| ← 101 | 102 | 103 → |
- Cardinal: one hundred two
- Ordinal: 102nd (one hundred second)
- Factorization: 2 × 3 × 17
- Divisors: 1, 2, 3, 6, 17, 34, 51, 102
- Greek numeral: ΡΒ´
- Roman numeral: CII, cii
- Binary: 1100110_{2}
- Ternary: 10210_{3}
- Senary: 250_{6}
- Octal: 146_{8}
- Duodecimal: 86_{12}
- Hexadecimal: 66_{16}

= 102 (number) =

102 (one hundred [and] two) is the natural number following 101 and preceding 103.

==In mathematics==
102 is an abundant number and a semiperfect number. It is a sphenic number.

The sum of Euler's totient function φ(x) over the first eighteen integers is 102.
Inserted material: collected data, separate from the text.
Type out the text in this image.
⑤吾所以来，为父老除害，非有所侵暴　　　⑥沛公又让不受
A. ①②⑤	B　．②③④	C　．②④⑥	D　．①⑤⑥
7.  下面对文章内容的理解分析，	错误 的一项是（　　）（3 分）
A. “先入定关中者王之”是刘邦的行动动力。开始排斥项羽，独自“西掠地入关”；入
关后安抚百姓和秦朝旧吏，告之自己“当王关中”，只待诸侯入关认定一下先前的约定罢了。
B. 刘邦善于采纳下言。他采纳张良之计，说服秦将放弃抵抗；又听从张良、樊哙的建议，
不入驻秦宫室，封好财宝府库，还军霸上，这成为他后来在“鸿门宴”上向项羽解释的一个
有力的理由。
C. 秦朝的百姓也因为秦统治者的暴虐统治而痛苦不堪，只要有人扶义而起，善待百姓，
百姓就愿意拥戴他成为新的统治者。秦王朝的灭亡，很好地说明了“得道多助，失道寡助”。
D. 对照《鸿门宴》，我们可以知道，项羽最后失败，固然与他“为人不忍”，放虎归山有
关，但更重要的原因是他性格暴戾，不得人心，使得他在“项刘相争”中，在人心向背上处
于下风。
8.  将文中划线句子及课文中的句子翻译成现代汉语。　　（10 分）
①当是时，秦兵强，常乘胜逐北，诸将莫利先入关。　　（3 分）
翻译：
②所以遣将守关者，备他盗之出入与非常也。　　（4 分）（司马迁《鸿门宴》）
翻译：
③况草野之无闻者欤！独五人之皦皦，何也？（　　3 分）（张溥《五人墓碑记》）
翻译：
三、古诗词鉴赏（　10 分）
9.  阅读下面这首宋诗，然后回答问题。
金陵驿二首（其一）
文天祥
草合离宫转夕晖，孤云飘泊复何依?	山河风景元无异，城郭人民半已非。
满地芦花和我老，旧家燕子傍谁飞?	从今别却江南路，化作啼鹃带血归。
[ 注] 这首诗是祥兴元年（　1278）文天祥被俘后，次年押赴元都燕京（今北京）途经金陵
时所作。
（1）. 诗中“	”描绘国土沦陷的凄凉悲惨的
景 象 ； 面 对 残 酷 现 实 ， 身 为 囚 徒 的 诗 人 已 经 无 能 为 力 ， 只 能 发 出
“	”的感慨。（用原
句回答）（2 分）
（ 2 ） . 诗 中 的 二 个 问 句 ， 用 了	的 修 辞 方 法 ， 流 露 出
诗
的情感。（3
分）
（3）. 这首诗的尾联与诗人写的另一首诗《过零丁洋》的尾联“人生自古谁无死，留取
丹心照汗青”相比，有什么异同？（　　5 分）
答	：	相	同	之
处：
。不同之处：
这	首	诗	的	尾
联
102 is the first three-digit base 10 polydivisible number, since 1 is divisible by 1, 10 is divisible by 2 and 102 is divisible by 3. This also shows that 102 is a Harshad number. 102 is the first 3-digit number divisible by the numbers 3, 6, 17, 34 and 51.

102^{64} + 1 is a prime number.

There are 102 vertices in the Biggs–Smith graph.